Assim, os pontos determinantes para uma prática cultural mais sustentável e consequentemente para atingirmos cidades mais sustentáveis serão os seguintes: boa governança e participação dos cidadãos (as comunidades devem ter espaços de participação na tomada de decisões e de desenvolvimento de formas de organização mais horizontais e colaborativas baseadas na co-responsabilidade coletiva); diversidade e justiça social (a inclusão das perspectivas de género, diversidade sexual, raça ou capacidades diferentes passa pela ativação e questionamento dos modelos sociais que aceitam a dissidência e representam outros modelos de vida como forma de contribuir para um mundo mais diversificado e amplo); capacidade crítica (a cultura tem a capacidade de questionar modelos sociais ou imaginários, gerando espaços de encontro onde pensar alternativas e modificar quadros normativos); interação com o contexto local e a comunidade (intencionalidade de trabalhar na melhoria das condições de vida da comunidade na qual o projeto está inserido, valorizando as raízes e laços territoriais, a colaboração e interação com o meio ambiente, com os artistas da área, o conhecimento local e o diálogo com o tecido associativo); financiamento diversificado (é preciso ter o apoio equilibrado de diversos representantes para não depender de uma única fonte, o que pode pesar na continuidade da prática cultural.
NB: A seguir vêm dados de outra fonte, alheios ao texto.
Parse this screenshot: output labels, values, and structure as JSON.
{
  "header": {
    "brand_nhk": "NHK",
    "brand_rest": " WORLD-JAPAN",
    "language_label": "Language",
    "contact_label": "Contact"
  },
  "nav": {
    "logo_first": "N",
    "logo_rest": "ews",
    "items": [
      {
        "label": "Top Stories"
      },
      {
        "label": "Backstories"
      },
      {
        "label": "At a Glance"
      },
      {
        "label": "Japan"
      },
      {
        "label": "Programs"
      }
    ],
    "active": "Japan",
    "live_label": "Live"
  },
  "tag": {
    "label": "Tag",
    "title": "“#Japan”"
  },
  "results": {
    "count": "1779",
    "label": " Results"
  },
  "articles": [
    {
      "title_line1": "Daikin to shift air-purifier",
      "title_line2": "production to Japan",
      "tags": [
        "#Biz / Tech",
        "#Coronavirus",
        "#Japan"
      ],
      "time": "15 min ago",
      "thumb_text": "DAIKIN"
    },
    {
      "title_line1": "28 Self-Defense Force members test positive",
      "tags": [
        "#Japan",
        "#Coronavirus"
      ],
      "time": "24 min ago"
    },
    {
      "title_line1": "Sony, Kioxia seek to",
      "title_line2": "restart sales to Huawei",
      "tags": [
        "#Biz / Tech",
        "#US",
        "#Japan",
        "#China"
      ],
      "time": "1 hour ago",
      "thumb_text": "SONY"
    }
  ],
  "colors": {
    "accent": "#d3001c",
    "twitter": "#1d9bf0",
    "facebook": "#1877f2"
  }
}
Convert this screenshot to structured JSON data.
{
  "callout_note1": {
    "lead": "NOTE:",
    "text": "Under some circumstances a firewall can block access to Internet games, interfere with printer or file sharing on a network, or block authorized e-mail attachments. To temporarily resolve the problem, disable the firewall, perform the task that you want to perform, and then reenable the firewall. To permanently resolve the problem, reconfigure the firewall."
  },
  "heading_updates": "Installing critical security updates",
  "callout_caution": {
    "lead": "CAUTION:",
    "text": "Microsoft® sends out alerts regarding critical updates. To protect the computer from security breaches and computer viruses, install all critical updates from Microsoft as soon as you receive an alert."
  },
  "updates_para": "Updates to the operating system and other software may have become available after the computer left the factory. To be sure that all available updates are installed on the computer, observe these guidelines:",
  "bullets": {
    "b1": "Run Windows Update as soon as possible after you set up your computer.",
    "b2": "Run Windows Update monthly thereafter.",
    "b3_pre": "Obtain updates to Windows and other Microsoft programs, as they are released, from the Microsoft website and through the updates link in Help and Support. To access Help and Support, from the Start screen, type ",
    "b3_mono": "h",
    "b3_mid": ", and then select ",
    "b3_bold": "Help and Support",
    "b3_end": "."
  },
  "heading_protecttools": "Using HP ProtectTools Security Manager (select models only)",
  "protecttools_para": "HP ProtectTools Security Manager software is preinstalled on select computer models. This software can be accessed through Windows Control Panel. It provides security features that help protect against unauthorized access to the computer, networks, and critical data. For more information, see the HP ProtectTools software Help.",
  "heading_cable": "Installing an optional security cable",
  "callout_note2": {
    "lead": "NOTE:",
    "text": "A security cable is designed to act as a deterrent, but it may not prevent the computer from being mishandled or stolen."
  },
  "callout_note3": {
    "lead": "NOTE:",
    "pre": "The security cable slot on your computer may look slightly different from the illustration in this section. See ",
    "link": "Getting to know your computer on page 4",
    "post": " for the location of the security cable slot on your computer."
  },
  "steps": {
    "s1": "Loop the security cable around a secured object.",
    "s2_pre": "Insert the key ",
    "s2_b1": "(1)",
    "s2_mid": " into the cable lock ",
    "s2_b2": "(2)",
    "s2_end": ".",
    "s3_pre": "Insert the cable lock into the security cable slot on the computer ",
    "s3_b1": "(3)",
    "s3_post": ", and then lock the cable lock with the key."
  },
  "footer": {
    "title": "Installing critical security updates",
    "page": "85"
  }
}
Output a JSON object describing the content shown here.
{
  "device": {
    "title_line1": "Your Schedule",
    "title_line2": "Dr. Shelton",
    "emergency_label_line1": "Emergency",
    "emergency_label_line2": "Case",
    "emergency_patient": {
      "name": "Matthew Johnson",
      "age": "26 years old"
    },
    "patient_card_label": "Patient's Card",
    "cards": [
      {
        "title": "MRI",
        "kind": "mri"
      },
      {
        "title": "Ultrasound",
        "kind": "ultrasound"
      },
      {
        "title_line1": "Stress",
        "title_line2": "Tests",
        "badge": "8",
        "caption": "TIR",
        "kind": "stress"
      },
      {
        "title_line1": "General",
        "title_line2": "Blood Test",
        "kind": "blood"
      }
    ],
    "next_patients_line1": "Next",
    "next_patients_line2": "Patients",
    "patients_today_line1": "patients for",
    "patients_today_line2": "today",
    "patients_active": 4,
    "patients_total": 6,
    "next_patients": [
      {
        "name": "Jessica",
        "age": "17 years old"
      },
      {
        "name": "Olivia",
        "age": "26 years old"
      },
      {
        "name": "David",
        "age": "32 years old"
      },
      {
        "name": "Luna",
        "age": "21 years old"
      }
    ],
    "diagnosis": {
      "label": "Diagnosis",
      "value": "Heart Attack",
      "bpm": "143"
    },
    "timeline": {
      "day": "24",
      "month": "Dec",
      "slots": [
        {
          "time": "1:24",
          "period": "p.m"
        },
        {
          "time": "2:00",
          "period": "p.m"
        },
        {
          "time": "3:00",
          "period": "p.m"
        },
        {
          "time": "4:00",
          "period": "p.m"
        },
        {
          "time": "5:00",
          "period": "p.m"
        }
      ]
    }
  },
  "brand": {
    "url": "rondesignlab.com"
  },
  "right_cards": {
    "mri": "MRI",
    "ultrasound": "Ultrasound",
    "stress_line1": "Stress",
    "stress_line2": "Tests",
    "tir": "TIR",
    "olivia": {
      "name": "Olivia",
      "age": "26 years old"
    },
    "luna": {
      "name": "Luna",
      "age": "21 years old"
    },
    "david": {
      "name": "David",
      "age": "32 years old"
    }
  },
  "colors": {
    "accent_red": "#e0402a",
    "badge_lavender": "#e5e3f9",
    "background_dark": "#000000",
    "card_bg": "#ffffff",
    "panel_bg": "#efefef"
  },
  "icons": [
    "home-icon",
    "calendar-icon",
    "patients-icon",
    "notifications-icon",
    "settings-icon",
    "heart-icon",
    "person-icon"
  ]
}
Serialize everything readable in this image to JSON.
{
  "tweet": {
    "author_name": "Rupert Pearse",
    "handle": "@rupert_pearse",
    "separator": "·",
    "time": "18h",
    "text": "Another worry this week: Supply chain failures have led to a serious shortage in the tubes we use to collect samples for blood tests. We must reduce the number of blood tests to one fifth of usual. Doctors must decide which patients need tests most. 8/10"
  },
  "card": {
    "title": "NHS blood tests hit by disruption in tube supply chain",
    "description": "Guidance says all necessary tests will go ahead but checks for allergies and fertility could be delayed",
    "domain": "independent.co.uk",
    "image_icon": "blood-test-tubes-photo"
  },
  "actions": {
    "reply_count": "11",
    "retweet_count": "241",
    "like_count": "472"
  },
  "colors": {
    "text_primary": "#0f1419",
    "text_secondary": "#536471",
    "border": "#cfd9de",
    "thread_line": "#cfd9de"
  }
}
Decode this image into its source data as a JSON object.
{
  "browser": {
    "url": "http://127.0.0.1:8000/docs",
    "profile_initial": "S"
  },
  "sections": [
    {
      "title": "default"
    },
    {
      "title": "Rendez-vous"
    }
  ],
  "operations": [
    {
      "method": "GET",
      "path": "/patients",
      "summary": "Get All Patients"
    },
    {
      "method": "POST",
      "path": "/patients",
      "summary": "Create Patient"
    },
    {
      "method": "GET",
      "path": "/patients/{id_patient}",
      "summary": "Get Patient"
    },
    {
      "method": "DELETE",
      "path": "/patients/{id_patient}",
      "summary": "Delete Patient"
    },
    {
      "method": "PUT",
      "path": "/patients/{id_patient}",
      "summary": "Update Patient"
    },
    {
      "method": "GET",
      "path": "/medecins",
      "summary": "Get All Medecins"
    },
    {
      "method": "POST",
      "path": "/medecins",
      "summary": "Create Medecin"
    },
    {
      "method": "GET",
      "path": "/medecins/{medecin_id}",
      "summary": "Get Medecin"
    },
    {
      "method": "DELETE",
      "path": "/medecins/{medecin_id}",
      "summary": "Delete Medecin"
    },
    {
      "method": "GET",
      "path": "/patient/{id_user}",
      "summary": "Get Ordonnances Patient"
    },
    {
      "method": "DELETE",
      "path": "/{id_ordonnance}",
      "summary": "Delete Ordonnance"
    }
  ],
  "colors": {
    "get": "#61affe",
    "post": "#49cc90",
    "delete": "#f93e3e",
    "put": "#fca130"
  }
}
E aqui o mecenato cultural é a peça chave); condições de trabalho dignas (a cultura, como a pandemia revelou à exaustão, sofre de precariedade para os trabalhadores, pelo que este aspecto deve ser cuidado e as condições de todos os agentes envolvidos valorizadas); promoção de redes de colaboração com entidades do chamado terceiro setor (é necessário envolver agentes e comunidades não diretamente ligados às práticas culturais, bem como apoiar entidades da economia social como cooperativas, fundações, plataformas e movimentos de cidadãos); articulação estratégica entre cultura e educação (valorização da educação artística, aquisição de aptidões culturais, envolvimento das escolas e de outros centros educativos em atividades de criação cultural, de distribuição e de mediação, que incluem desde residências para artistas a projetos mais abrangentes, designadamente como a formação para a criatividade); cuidado com o território (consciencialização do impacto ecológico de um projeto cultural e respeito e vinculação com a área em que está inscrito, bem como atenção e consideração aos seus principais problemas ou vulnerabilidades); promoção do uso de materiais e energias alternativas sustentáveis (colaboração com entidades e fornecedores que possuem parâmetros de sustentabilidade ambiental, bem como a conscientização para incentivar o uso de materiais e energia mais sustentáveis ​​na comunidade), e baixa pegada ecológica (redução da dependência do uso de combustíveis fósseis e do uso do carro).

A sociedade, e não apenas o setor cultural, tem de aceitar renúncias, como a limitação do consumo e da mobilidade. É necessária uma mudança cultural, que em parte já está a acontecer, pois há inquestionavelmente uma maior consciência social sobre a crise climática, sobretudo nos jovens, que cada vez mais lideram processos de mudança em plataformas globais, como a Sextas-feiras pelo Futuro ou a Fashion Revolution  de que Portugal faz parte. Por outro lado, no próximo ano Portugal acolherá o Congresso ibero-americano de Cultura, o que pode reforçar a inclusão destas temas nas agendas de mais cidades portuguesas.

Mas há muito a fazer. E cada um de nós tem um papel a cumprir.